Okechukwu underscores the urgent need for a comprehensive fiscal restructuring to tackle the burgeoning cost of debt servicing, which is consuming a significant portion of the national budget. Invoking Benjamin Franklin’s timeless wisdom, “He who goes a borrowing goes a sorrowing,” Okechukwu advocates for the establishment of a high-powered panel of inquiry to meticulously scrutinize Nigeria’s debt portfolio, leaving no stone unturned in identifying any potentially non-transparent transactions. He warns that the current debt trajectory poses a severe threat to the very fabric of Nigeria’s democracy, diverting vital resources away from crucial sectors such as healthcare, education, and poverty alleviation programs, effectively hindering the nation’s development and progress.

The stark figures from the 2025 budget paint a worrisome picture. Okechukwu highlights that the combined allocations for critical sectors like Defense (N4.91tn), Infrastructure (N4.06tn), Education (N3.52tn), and Health (N2.48tn), totaling N14.97tn, are dwarfed by the staggering N15.8tn earmarked for debt servicing. This implies that more resources are being channeled towards servicing existing debts than investing in the future of the nation through essential services and infrastructure development. While acknowledging President Tinubu’s commendable decision to eliminate the fuel subsidy, Okechukwu cautions that the enormous cost of debt servicing has now emerged as a new and equally formidable obstacle to economic productivity. He draws a parallel to the previous fuel subsidy regime, which was riddled with corruption, emphasizing the need to address the root causes of fiscal challenges.

Recalling a past investigation into the fuel subsidy regime led by Dr. Ngozi Okonjo-Iweala, then of the World Trade Organization, which unearthed widespread corruption, Okechukwu urges President Tinubu to revisit those findings and other potentially questionable loan transactions. He believes that recovering stolen funds and ensuring accountability are essential steps towards building a more robust and productive economy. The incident involving the attempted intimidation of Dr. Okonjo-Iweala, including the kidnapping of her mother, underscores the serious challenges faced in tackling corruption and the need for unwavering commitment to transparency and accountability in government dealings.
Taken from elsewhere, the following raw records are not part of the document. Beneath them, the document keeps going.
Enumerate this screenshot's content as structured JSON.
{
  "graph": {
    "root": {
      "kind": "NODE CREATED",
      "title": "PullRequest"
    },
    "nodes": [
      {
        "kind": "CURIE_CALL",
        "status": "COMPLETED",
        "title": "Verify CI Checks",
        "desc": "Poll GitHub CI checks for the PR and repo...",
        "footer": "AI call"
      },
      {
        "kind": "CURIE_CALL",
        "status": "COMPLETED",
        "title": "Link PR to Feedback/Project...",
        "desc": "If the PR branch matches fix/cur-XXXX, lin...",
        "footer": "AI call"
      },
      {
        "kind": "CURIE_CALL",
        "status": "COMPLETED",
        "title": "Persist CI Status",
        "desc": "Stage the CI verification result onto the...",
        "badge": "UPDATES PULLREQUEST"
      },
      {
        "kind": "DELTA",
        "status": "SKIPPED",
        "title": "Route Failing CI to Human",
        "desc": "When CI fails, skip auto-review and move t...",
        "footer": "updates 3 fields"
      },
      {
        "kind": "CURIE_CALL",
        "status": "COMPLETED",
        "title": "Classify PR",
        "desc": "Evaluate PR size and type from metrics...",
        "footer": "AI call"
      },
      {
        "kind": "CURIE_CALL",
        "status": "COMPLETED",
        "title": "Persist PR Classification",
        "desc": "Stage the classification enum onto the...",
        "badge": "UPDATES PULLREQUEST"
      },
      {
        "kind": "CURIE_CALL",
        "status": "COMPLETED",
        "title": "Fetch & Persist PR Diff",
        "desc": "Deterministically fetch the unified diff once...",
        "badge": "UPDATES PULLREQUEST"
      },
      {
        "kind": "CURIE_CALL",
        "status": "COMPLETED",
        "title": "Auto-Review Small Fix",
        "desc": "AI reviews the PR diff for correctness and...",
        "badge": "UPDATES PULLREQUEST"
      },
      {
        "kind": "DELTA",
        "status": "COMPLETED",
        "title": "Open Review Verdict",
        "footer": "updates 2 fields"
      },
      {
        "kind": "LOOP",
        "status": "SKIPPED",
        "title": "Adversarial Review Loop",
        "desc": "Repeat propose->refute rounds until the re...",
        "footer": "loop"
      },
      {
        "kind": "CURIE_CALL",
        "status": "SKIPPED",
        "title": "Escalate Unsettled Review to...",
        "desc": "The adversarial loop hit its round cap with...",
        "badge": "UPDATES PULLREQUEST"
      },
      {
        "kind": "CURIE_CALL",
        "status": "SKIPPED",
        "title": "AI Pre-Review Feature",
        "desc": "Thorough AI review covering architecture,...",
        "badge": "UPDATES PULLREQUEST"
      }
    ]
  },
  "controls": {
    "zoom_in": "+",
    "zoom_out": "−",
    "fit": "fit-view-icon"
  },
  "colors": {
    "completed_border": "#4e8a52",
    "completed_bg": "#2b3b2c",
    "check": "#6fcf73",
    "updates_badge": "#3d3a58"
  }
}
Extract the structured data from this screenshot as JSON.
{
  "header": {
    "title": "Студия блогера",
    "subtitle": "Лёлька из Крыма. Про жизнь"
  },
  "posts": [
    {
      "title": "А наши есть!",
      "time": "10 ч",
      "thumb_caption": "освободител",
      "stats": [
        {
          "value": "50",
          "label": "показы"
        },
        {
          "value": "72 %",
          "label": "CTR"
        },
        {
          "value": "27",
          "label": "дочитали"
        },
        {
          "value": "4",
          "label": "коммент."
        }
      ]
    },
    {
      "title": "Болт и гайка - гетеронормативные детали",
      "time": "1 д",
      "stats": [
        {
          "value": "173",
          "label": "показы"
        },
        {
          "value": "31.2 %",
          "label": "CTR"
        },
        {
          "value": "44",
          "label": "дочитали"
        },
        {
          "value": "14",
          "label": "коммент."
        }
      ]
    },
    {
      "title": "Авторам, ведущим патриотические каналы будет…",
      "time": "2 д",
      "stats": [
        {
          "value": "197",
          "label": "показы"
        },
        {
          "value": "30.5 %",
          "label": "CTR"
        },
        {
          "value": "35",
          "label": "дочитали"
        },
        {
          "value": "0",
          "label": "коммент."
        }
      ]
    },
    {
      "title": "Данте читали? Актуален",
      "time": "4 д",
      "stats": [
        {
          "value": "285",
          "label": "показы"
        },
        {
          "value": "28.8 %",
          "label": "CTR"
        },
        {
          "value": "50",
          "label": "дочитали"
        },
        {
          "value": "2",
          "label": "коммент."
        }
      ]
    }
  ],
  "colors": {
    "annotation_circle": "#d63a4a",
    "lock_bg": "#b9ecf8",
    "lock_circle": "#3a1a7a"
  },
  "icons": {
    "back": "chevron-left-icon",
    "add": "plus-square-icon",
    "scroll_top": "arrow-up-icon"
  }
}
Okechukwu provides historical context to Nigeria’s debt situation, referencing the country’s first loan of $13.1m from the Paris Club in 1964 for the Niger Dam project and the significant debt relief secured under President Olusegun Obasanjo’s administration in 2005, which resulted in the cancellation of $35.9bn in debt. This comparison serves to highlight the dramatic increase in Nigeria’s debt burden, which now stands at a staggering N121.6tn, equivalent to $91.4bn. Okechukwu argues that the only viable path to escaping this debt trap, as demonstrated by the success of the 2005 debt relief, is through decisive fiscal restructuring. He strongly advocates for the creation of a multilateral high-powered panel of inquiry, comprising both local and international statesmen of high repute, to conduct a comprehensive reassessment of Nigeria’s debts and explore potential avenues for further debt cancellation.

Okechukwu proposes a multi-pronged approach to tackling the debt crisis. He calls for robust measures to curb corruption, restricting borrowing to only indispensable infrastructure projects, and exploring innovative financing mechanisms such as SUKUK bonds and partnerships with humanitarian organizations and Nigeria-friendly groups. Crucially, he cautions against resorting to excessive taxation or high tariffs as solutions, emphasizing that these measures would further burden the already struggling populace. Instead, he stresses the importance of proactive steps to scrutinize, re-evaluate, and ultimately restructure Nigeria’s debt portfolio. This, he believes, is the key to unlocking the nation’s economic potential and delivering on the promise of a brighter future for all Nigerians.